Tuta da ginnastica per andare a messa

Mentre ci vestiamo per la messa, possiamo chiederci: "Potrei incontrare fisicamente il Signore senza chiedergli di "aspettare" che io vada a casa a cambiarmi?

12 maggio 2021-Tempo di lettura: 3 minuti
Vecchi allenatori

Foto: Dickens Sikazwe / Unsplash

Ci sono due ricordi simili legati alla mia infanzia: a casa mia, oltre al consueto "vestito" della Domenica delle Palme, io e mia sorella indossavamo un abito fatto da mia nonna (se fosse viva, sarebbe una influencer di cucito) il 15 agosto, solennità dell'Assunzione e, nella nostra città, della Virgen de los Reyes. Il rito, la liturgia di quel giorno iniziava con l'alzarsi all'alba, verso le 6, fare una rapida colazione (poi c'era l'invito), indossare il nuovo costume e andare a vedere la Vergine nella sua processione intorno alla Cattedrale. L'altro ricordo, forse simile, è quello di quelle valigie in cui mettevamo sempre un vestito per la messa domenicale, ovunque andassimo, anche in quei campi-scuola dove dal lunedì al sabato si passavano giornate fangose per imparare a fare il queso.....

Così, in modo semplice e impercettibile, ho imparato che, per Dio, ci si veste meglio dentro e anche fuori. Il cuore preparato, l'anima purificata e l'abito in sintonia con la grandezza del luogo, del momento a cui stiamo per partecipare. Se ogni messa è il cenacolo, è la Croce ed è la risurrezione, spero che Dio non mi prenda come se stessi andando in un letamaio.

È incredibile come l'esterno ci aiuti a raggiungere la profondità, il futile all'eternità. È meraviglioso entrare nella natura della liturgia cattolica e conoscere il simbolismo dei paramenti liturgici, che svolgono il ruolo di quei "segni visibili" che ci aiutano a entrare nella grandezza di ciò a cui siamo chiamati.

Trascurare la cura dell'esterno a scapito di un misticismo malinteso finisce per rompere l'unità che dovrebbe esistere tra la nostra convinzione, il nostro essere, il nostro agire e il nostro apparire. Trascurarlo per pigrizia è, se possibile, ancora più doloroso.

Ogni giorno che partecipiamo alla Messa possiamo ricordarci che stiamo partecipando a qualcosa di più di un'udienza reale, e non è il caso, come ha detto scherzosamente un conoscente, di conservare la raffinatezza per la cena con gli amici (o per scattare una foto per Instagram) e presentarsi in parrocchia la domenica con la "tuta da Messa", una sorta di vecchio paio di pantaloni logori, accompagnati da una maglietta e da scarpe da ginnastica macchiate.

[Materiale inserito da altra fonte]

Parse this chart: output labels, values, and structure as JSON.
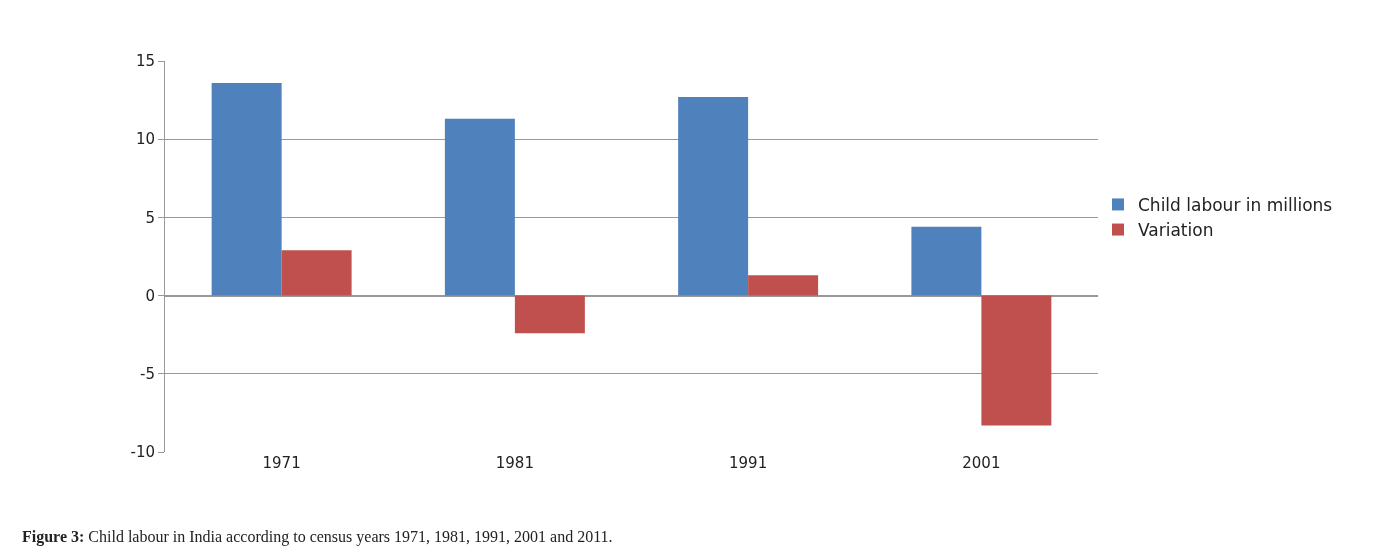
{
  "chart_data": {
    "type": "bar",
    "categories": [
      "1971",
      "1981",
      "1991",
      "2001"
    ],
    "series": [
      {
        "name": "Child labour in millions",
        "color": "#4f81bd",
        "values": [
          13.6,
          11.3,
          12.7,
          4.4
        ]
      },
      {
        "name": "Variation",
        "color": "#c0504d",
        "values": [
          2.9,
          -2.4,
          1.3,
          -8.3
        ]
      }
    ],
    "ylim": [
      -10,
      15
    ],
    "yticks": [
      -10,
      -5,
      0,
      5,
      10,
      15
    ],
    "grid": "y",
    "legend": "right",
    "annotations": [
      "Figure 3: Child labour in India according to census years 1971, 1981, 1991, 2001 and 2011."
    ]
  }
}
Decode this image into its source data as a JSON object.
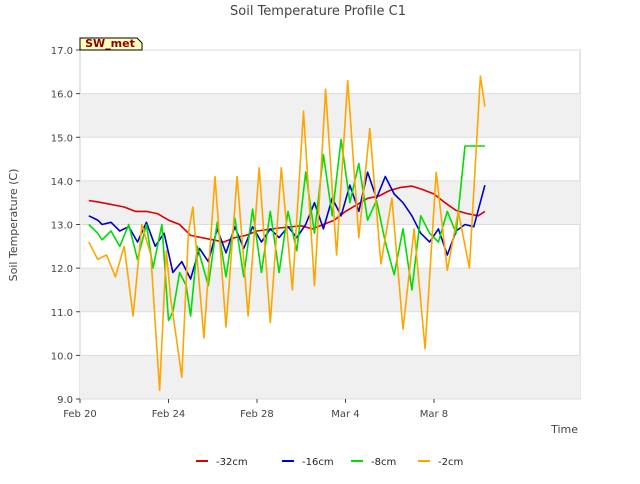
{
  "chart_data": {
    "type": "line",
    "title": "Soil Temperature Profile C1",
    "xlabel": "Time",
    "ylabel": "Soil Temperature (C)",
    "badge": "SW_met",
    "ylim": [
      9.0,
      17.0
    ],
    "yticks": [
      "9.0",
      "10.0",
      "11.0",
      "12.0",
      "13.0",
      "14.0",
      "15.0",
      "16.0",
      "17.0"
    ],
    "xlim_days": [
      0,
      22.6
    ],
    "xticks": [
      {
        "label": "Feb 20",
        "day": 0
      },
      {
        "label": "Feb 24",
        "day": 4
      },
      {
        "label": "Feb 28",
        "day": 8
      },
      {
        "label": "Mar 4",
        "day": 12
      },
      {
        "label": "Mar 8",
        "day": 16
      }
    ],
    "grid": true,
    "legend_position": "bottom",
    "series": [
      {
        "name": "-32cm",
        "color": "#dd0000",
        "x": [
          0.4,
          1.0,
          2.0,
          2.5,
          3.0,
          3.5,
          4.0,
          4.5,
          5.0,
          5.5,
          6.0,
          6.5,
          7.0,
          7.5,
          8.0,
          9.0,
          10.0,
          10.5,
          11.0,
          11.5,
          12.0,
          12.5,
          13.0,
          13.5,
          14.0,
          14.5,
          15.0,
          15.5,
          16.0,
          16.5,
          17.0,
          17.5,
          18.0,
          18.3
        ],
        "y": [
          13.55,
          13.5,
          13.4,
          13.3,
          13.3,
          13.25,
          13.1,
          13.0,
          12.75,
          12.7,
          12.65,
          12.6,
          12.7,
          12.75,
          12.85,
          12.92,
          12.97,
          12.9,
          13.0,
          13.1,
          13.3,
          13.45,
          13.6,
          13.65,
          13.78,
          13.85,
          13.88,
          13.8,
          13.7,
          13.5,
          13.32,
          13.25,
          13.2,
          13.3
        ]
      },
      {
        "name": "-16cm",
        "color": "#0000cc",
        "x": [
          0.4,
          0.8,
          1.0,
          1.4,
          1.8,
          2.2,
          2.6,
          3.0,
          3.4,
          3.8,
          4.2,
          4.6,
          5.0,
          5.4,
          5.8,
          6.2,
          6.6,
          7.0,
          7.4,
          7.8,
          8.2,
          8.6,
          9.0,
          9.4,
          9.8,
          10.2,
          10.6,
          11.0,
          11.4,
          11.8,
          12.2,
          12.6,
          13.0,
          13.4,
          13.8,
          14.2,
          14.6,
          15.0,
          15.4,
          15.8,
          16.2,
          16.6,
          17.0,
          17.4,
          17.8,
          18.3
        ],
        "y": [
          13.2,
          13.1,
          13.0,
          13.05,
          12.85,
          12.95,
          12.6,
          13.05,
          12.5,
          12.8,
          11.9,
          12.15,
          11.75,
          12.45,
          12.15,
          12.9,
          12.35,
          12.95,
          12.45,
          12.95,
          12.6,
          12.9,
          12.7,
          12.95,
          12.7,
          13.0,
          13.5,
          12.9,
          13.6,
          13.2,
          13.9,
          13.3,
          14.2,
          13.6,
          14.1,
          13.7,
          13.5,
          13.2,
          12.8,
          12.6,
          12.9,
          12.3,
          12.85,
          13.0,
          12.95,
          13.9
        ]
      },
      {
        "name": "-8cm",
        "color": "#00dd00",
        "x": [
          0.4,
          0.8,
          1.0,
          1.4,
          1.8,
          2.2,
          2.6,
          3.0,
          3.3,
          3.7,
          4.0,
          4.2,
          4.5,
          4.8,
          5.0,
          5.3,
          5.8,
          6.2,
          6.6,
          7.0,
          7.4,
          7.8,
          8.2,
          8.6,
          9.0,
          9.4,
          9.8,
          10.2,
          10.6,
          11.0,
          11.4,
          11.8,
          12.2,
          12.6,
          13.0,
          13.4,
          13.8,
          14.2,
          14.6,
          15.0,
          15.4,
          15.8,
          16.2,
          16.6,
          17.0,
          17.4,
          17.8,
          18.3
        ],
        "y": [
          13.0,
          12.8,
          12.65,
          12.85,
          12.5,
          13.0,
          12.2,
          13.0,
          12.0,
          13.0,
          10.8,
          11.0,
          11.9,
          11.6,
          10.9,
          12.5,
          11.6,
          13.05,
          11.8,
          13.15,
          11.8,
          13.35,
          11.9,
          13.3,
          11.9,
          13.3,
          12.4,
          14.2,
          12.8,
          14.6,
          13.2,
          14.95,
          13.5,
          14.4,
          13.1,
          13.55,
          12.6,
          11.85,
          12.9,
          11.5,
          13.2,
          12.8,
          12.6,
          13.3,
          12.8,
          14.8,
          14.8,
          14.8
        ]
      },
      {
        "name": "-2cm",
        "color": "#ffa500",
        "x": [
          0.4,
          0.8,
          1.2,
          1.6,
          2.0,
          2.4,
          2.8,
          3.2,
          3.6,
          3.9,
          4.1,
          4.3,
          4.6,
          4.9,
          5.1,
          5.6,
          6.1,
          6.6,
          7.1,
          7.6,
          8.1,
          8.6,
          9.1,
          9.6,
          10.1,
          10.6,
          11.1,
          11.6,
          12.1,
          12.6,
          13.1,
          13.6,
          14.1,
          14.6,
          15.1,
          15.6,
          16.1,
          16.6,
          17.1,
          17.6,
          18.1,
          18.3
        ],
        "y": [
          12.6,
          12.2,
          12.3,
          11.8,
          12.5,
          10.9,
          13.0,
          12.3,
          9.2,
          12.4,
          11.3,
          10.6,
          9.5,
          12.8,
          13.4,
          10.4,
          14.1,
          10.65,
          14.1,
          10.9,
          14.3,
          10.75,
          14.3,
          11.5,
          15.6,
          11.6,
          16.1,
          12.3,
          16.3,
          12.7,
          15.2,
          12.1,
          13.6,
          10.6,
          12.9,
          10.15,
          14.2,
          11.95,
          13.3,
          12.0,
          16.4,
          15.7
        ]
      }
    ]
  }
}
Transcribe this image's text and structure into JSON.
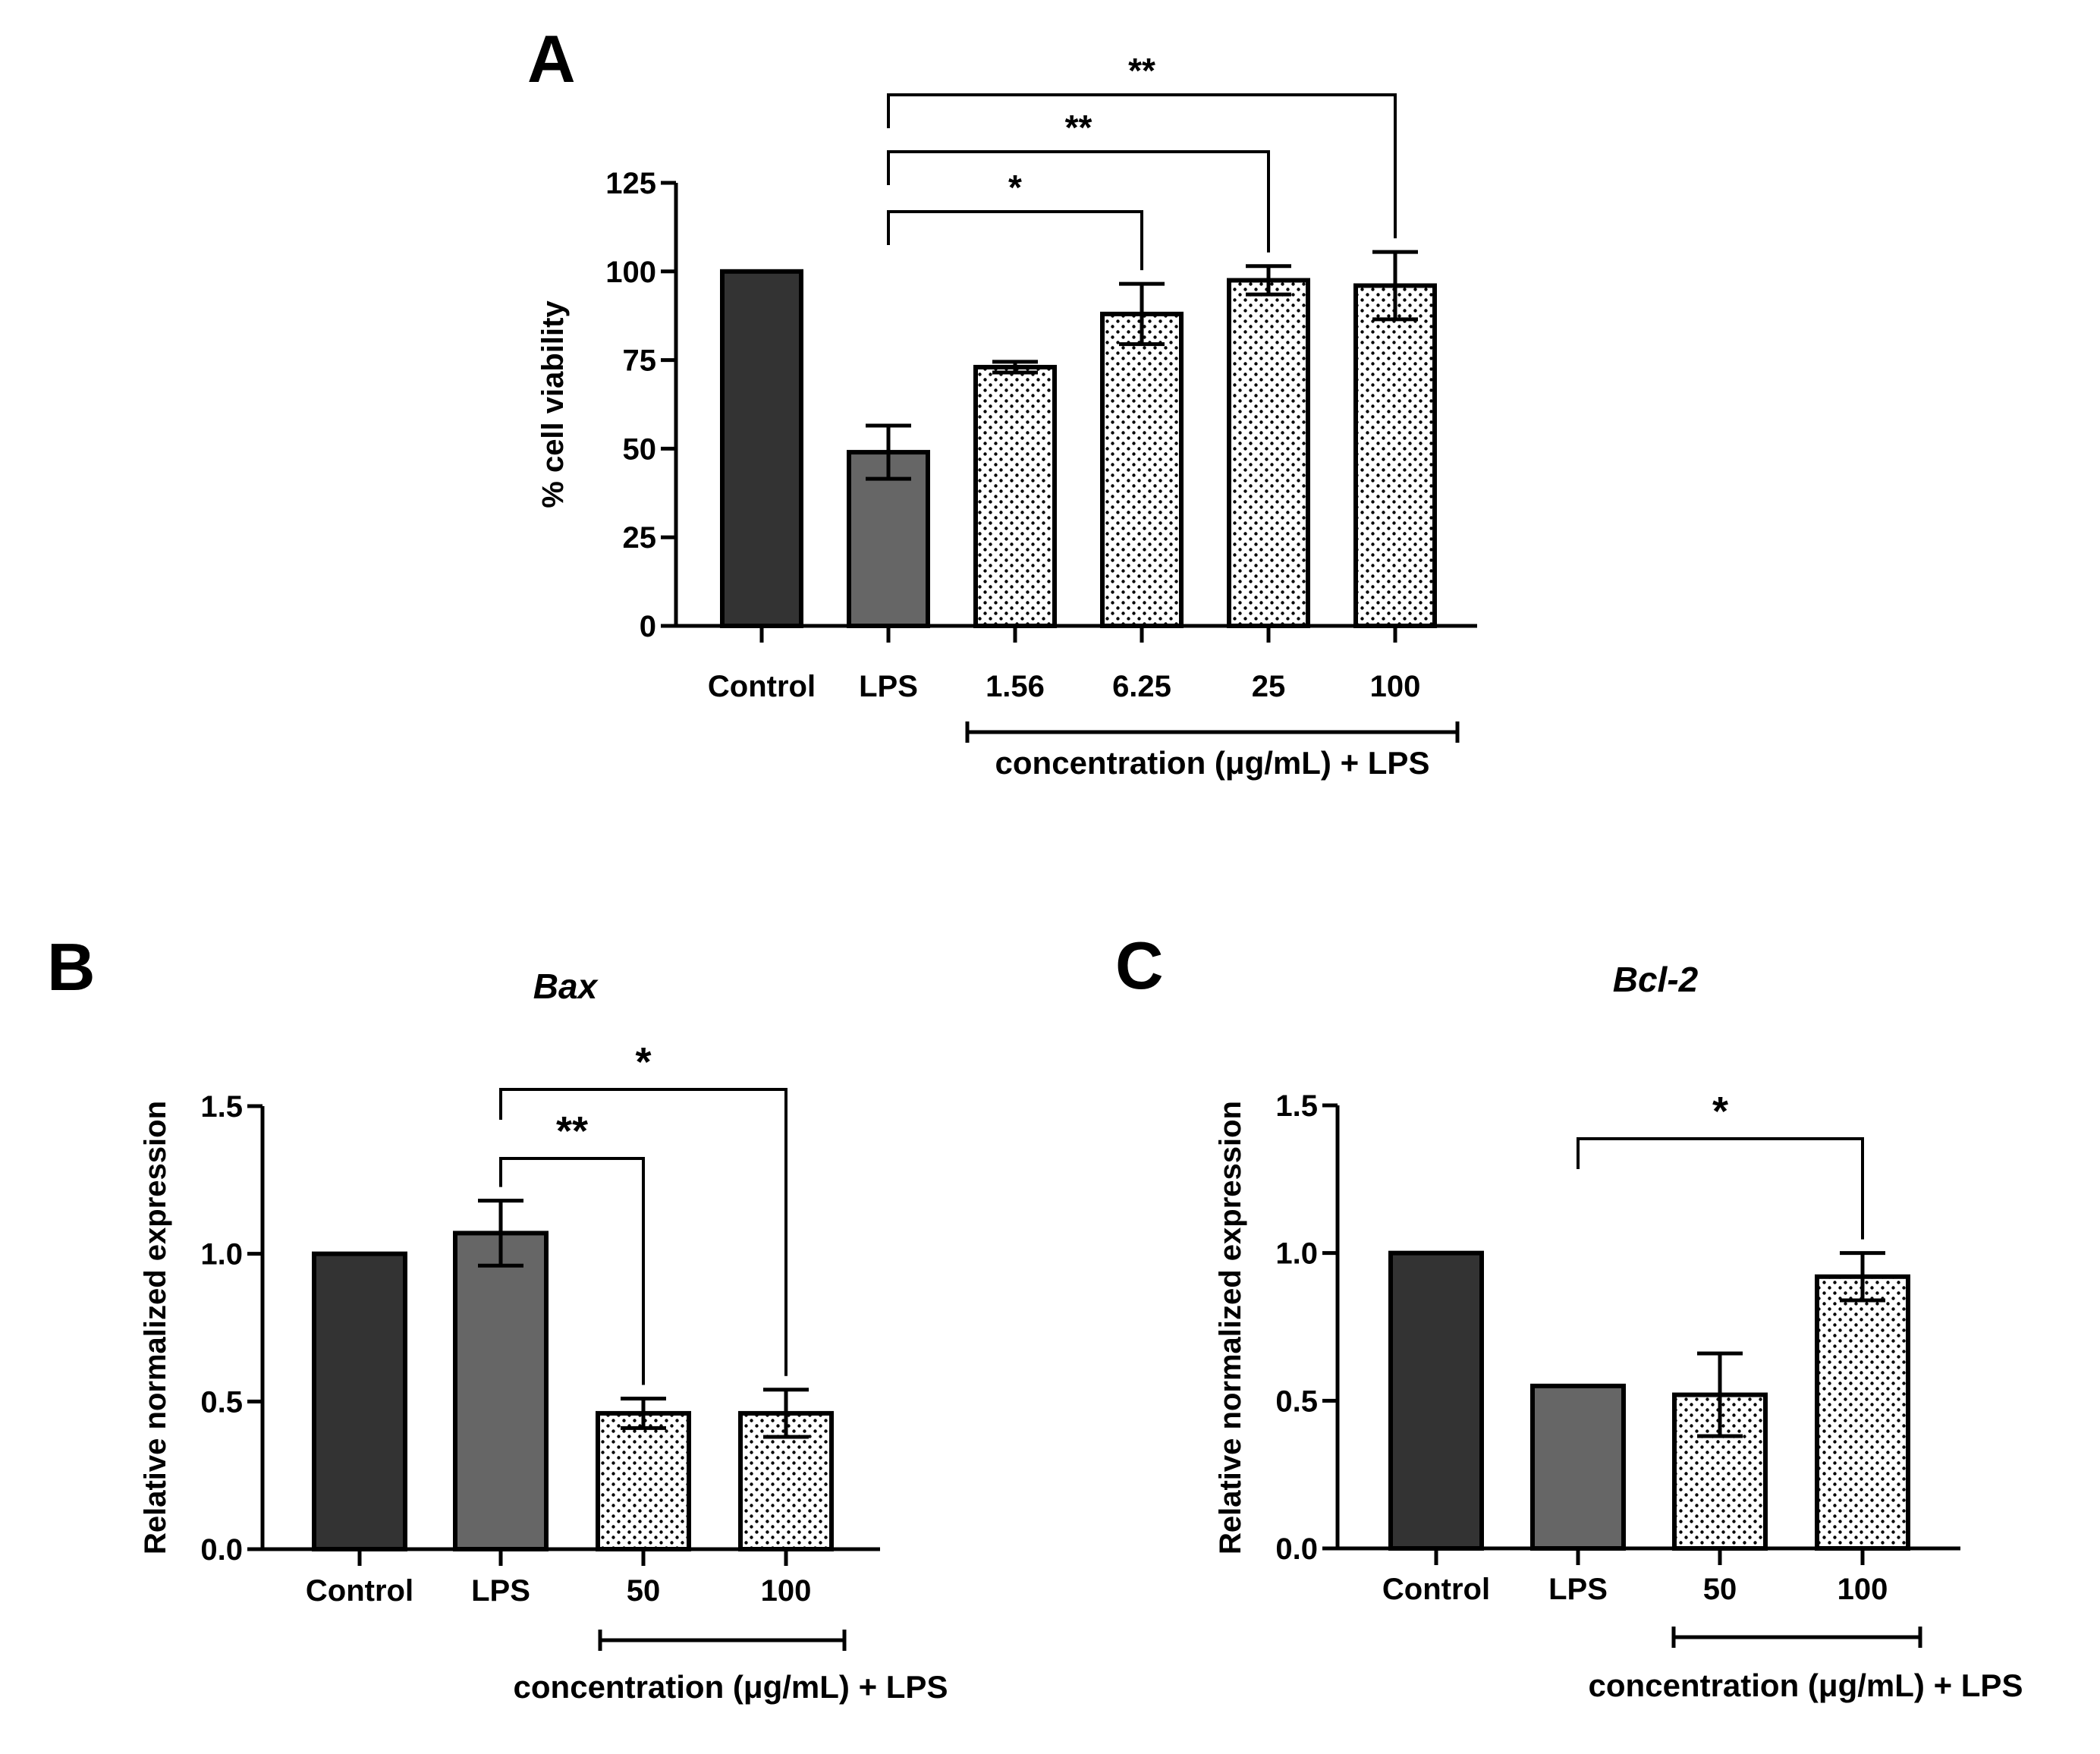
{
  "colors": {
    "control": "#333333",
    "lps": "#666666",
    "treated": "#ffffff",
    "dots": "#000000",
    "axis": "#000000"
  },
  "chart_data": [
    {
      "id": "A",
      "panel_label": "A",
      "type": "bar",
      "title": "",
      "ylabel": "% cell viability",
      "xlabel": "concentration (μg/mL) + LPS",
      "ylim": [
        0,
        125
      ],
      "yticks": [
        0,
        25,
        50,
        75,
        100,
        125
      ],
      "categories": [
        "Control",
        "LPS",
        "1.56",
        "6.25",
        "25",
        "100"
      ],
      "values": [
        100,
        49,
        73,
        88,
        97.5,
        96
      ],
      "errors": [
        0,
        7.5,
        1.5,
        8.5,
        4,
        9.5
      ],
      "fills": [
        "control",
        "lps",
        "treated",
        "treated",
        "treated",
        "treated"
      ],
      "concentration_group": [
        2,
        5
      ],
      "significance": [
        {
          "from": 1,
          "to": 3,
          "label": "*"
        },
        {
          "from": 1,
          "to": 4,
          "label": "**"
        },
        {
          "from": 1,
          "to": 5,
          "label": "**"
        }
      ]
    },
    {
      "id": "B",
      "panel_label": "B",
      "type": "bar",
      "title": "Bax",
      "ylabel": "Relative normalized expression",
      "xlabel": "concentration (μg/mL) + LPS",
      "ylim": [
        0,
        1.5
      ],
      "yticks": [
        "0.0",
        "0.5",
        "1.0",
        "1.5"
      ],
      "categories": [
        "Control",
        "LPS",
        "50",
        "100"
      ],
      "values": [
        1.0,
        1.07,
        0.46,
        0.46
      ],
      "errors": [
        0,
        0.11,
        0.05,
        0.08
      ],
      "fills": [
        "control",
        "lps",
        "treated",
        "treated"
      ],
      "concentration_group": [
        2,
        3
      ],
      "significance": [
        {
          "from": 1,
          "to": 2,
          "label": "**"
        },
        {
          "from": 1,
          "to": 3,
          "label": "*"
        }
      ]
    },
    {
      "id": "C",
      "panel_label": "C",
      "type": "bar",
      "title": "Bcl-2",
      "ylabel": "Relative normalized expression",
      "xlabel": "concentration (μg/mL) + LPS",
      "ylim": [
        0,
        1.5
      ],
      "yticks": [
        "0.0",
        "0.5",
        "1.0",
        "1.5"
      ],
      "categories": [
        "Control",
        "LPS",
        "50",
        "100"
      ],
      "values": [
        1.0,
        0.55,
        0.52,
        0.92
      ],
      "errors": [
        0,
        0,
        0.14,
        0.08
      ],
      "fills": [
        "control",
        "lps",
        "treated",
        "treated"
      ],
      "concentration_group": [
        2,
        3
      ],
      "significance": [
        {
          "from": 1,
          "to": 3,
          "label": "*"
        }
      ]
    }
  ]
}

Come in una relazione d'amore il campanello d'allarme dovrebbe scattare quando uno dei due inizia a sminuire i dettagli della cura nei rapporti, nelle parole, nei pensieri... e nell'aspetto, così dovrebbe scattare se non ci preoccupiamo di come andiamo a trovare il Signore. Non è una questione di soldi, né di stile (anche se questo può essere più informale), ma di delicatezza, di chiedersi: "Potrei trovarmi nello stesso posto del Signore? fisicamente con il Signore senza chiedergli di "aspettare" che io vada a casa a cambiarmi? Ebbene, la Messa è proprio questo: incontrare fisicamente Dio Padre, Dio Figlio e Dio Spirito Santo.

Non andiamo a messa per essere guardati, non andiamo per riposare, non andiamo per ascoltare questo o quel sacerdote... in realtà non si tratta nemmeno di andare in un luogo. La Messa, ognuna di esse, è "il paradiso in terra", come spiega lui stesso, in quel meraviglioso libro La Cena dell'Agnelloil convertito Scott Hahn. Se abbiamo questa opportunità di scrutare la bellezza dell'infinito, lo faremo davvero con il cuore e nell'"involucro" di una tuta da ginnastica?

Dopo tutto, il Via pulchritudinis non è solo patrimonio - mai detto meglio - delle manifestazioni artistiche, ma è condivisa, in un certo senso, attraverso la bellezza trasmessa attraverso ciascuno di noi, un riflesso parsimonioso e limitato, ma un riflesso, della bellezza di Dio, alla cui bellezza siamo chiamati. immagineNon dimentichiamo che siamo stati creati.

L'autoreMaria José Atienza

Caporedattore di Omnes. Laureata in Comunicazione, con oltre 15 anni di esperienza nella comunicazione ecclesiale. Ha collaborato con media come COPE e RNE.